El llamado «Gran Cisma de Occidente», durante el cual los papas sufrieron un «cautiverio babilónico» en la ciudad de Aviñón, fue indudablemente una época de grandes pruebas para todas las instituciones católicas, y por supuesto que la Orden de Predicadores no se salvó de las dificultades: en aquel período padeció de relajamientos y de un enfriamiento en su antiguo fervor; en Italia y otros países vecinos, los trastornos que sufría la Orden, se agravaron por los brotes de epidemias que despoblaron los conventos. Pero Dios no abandonó a los hijos de santo Domingo y les envió a un hombre como el beato Raimundo de Capua para iniciar un movimiento de reforma. Entre los que con mayor entusiasmo ayudaron al de Capua, se hallaba el beato Juan Dominici, arzobispo de Ragusa, quien fue el descubridor de las muy valiosas habilidades y virtudes de Fray Lorenzo de Ripafratta.
Lorenzo había ingresado a la orden en Pisa, cuando ya era diácono y, al término de sus estudios y al cabo de algunos años de predicación, fue nombrado maestro de novicios en el priorato de Cortona. Aquel era un puesto para el cual Lorenzo estaba bien calificado. Era el más decidido defensor de la observancia rigurosa, pero sabía perfectamente cómo adaptar en las distintas circunstancias las constituciones de su orden y, como estaba dotado de grandes conocimientos psicológicos, advertía el momento en que el corazón de alguno de sus novicios estaba verdaderamente inflamado por el amor de Dios y a ése le encaminaba por la ruta de la obediencia y la docilidad. Entre los que hicieron el noviciado bajo su dirección, se encontraban san Antonino, el beato Angélico y su supuesto hermano Benedicto de Mugello. Fue Lorenzo quien alentó a los dos mencionados en último término a dedicarse a la pintura, puesto que la predicación puede resultar tan eficaz por medio de las imágenes como por la palabra y, en cierto aspecto, más ventajosa: «La lengua más elocuente enmudece con la muerte -les decía-, en cambio, vuestras maravillosas pinturas celestiales hablarán de los valores de la religión y de las virtudes a través de los siglos».
En lo que respecta a sus conocimientos bíblicos, a Lorenzo, como a san Antonio de Padua, se le llamaba «Arca de los Testamentos» y, por cierto que empleaba su ciencia para predicar por toda la región de Etruria con mucho éxito.

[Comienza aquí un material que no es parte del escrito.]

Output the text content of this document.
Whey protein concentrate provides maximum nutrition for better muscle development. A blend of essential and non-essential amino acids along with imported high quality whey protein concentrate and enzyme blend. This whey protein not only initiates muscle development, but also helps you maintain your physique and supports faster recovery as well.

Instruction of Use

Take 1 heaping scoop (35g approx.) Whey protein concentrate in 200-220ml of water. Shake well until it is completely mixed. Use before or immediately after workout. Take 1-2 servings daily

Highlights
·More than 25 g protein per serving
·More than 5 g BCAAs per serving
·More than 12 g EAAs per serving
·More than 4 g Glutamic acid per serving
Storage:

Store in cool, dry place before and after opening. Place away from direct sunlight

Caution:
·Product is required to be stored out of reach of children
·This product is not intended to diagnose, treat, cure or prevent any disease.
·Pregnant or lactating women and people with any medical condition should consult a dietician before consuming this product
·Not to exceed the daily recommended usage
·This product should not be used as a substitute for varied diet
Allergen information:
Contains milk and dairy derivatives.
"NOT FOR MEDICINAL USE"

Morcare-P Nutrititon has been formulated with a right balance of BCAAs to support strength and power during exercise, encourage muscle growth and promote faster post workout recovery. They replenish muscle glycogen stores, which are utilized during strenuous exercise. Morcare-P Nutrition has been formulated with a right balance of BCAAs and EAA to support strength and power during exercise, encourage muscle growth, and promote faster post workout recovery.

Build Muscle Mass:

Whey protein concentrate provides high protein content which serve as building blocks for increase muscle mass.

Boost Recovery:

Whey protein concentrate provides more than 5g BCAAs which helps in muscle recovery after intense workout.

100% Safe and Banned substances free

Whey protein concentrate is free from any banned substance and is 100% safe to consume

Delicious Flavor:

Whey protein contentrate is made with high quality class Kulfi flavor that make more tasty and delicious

Cuando se le nombró vicario general de los prioratos que habían aceptado las reformas, estableció su residencia en Pistoia donde, poco después, abandonó Lorenzo sus deberes administrativos para dedicarse por entero a ayudar a los que sufrían y, como sucede tantas veces, la mayoría de los que se mostraban sordos a la prédica, se sintieron impulsados a la penitencia ante el ejemplo de abnegación y caridad de los sacerdotes que atendían sin temor a los apestados, para aliviar sus sufrimientos corporales y cuidar de sus almas. Al morir el beato Lorenzo, a una edad muy avanzada, san Antonino escribió a los dominicos de Pistoia para condolerse con ellos por la irreparable pérdida y para elogiar la memoria del desaparecido: «¡Cuántas almas fueron arrebatadas al infierno por sus palabras y su ejemplo, que las llevaron de la depravación a la más alta perfección! ¡Cuántos enemigos se reconciliaron y cuántos desacuerdos se ajustaron! ¡A cuántos escándalos puso fin! También lloro lo que he perdido yo mismo, hermanos, puesto que ya nunca volveré a recibir aquellas tiernas cartas suyas que atizaban mi fervor en el cumplimiento de mis deberes pastorales». La tumba del beato Lorenzo fue el escenario de muchos milagros, y en 1851 el papa Pío IX confirmó su culto.
Véase a V. Marchese en Cenni Storici del b. Lorenzo di Ripalratta (1851), una breve biografía escrita por M. de Waresquiel (1907) y el Dominican Saints, de Procter, pp. 38-41.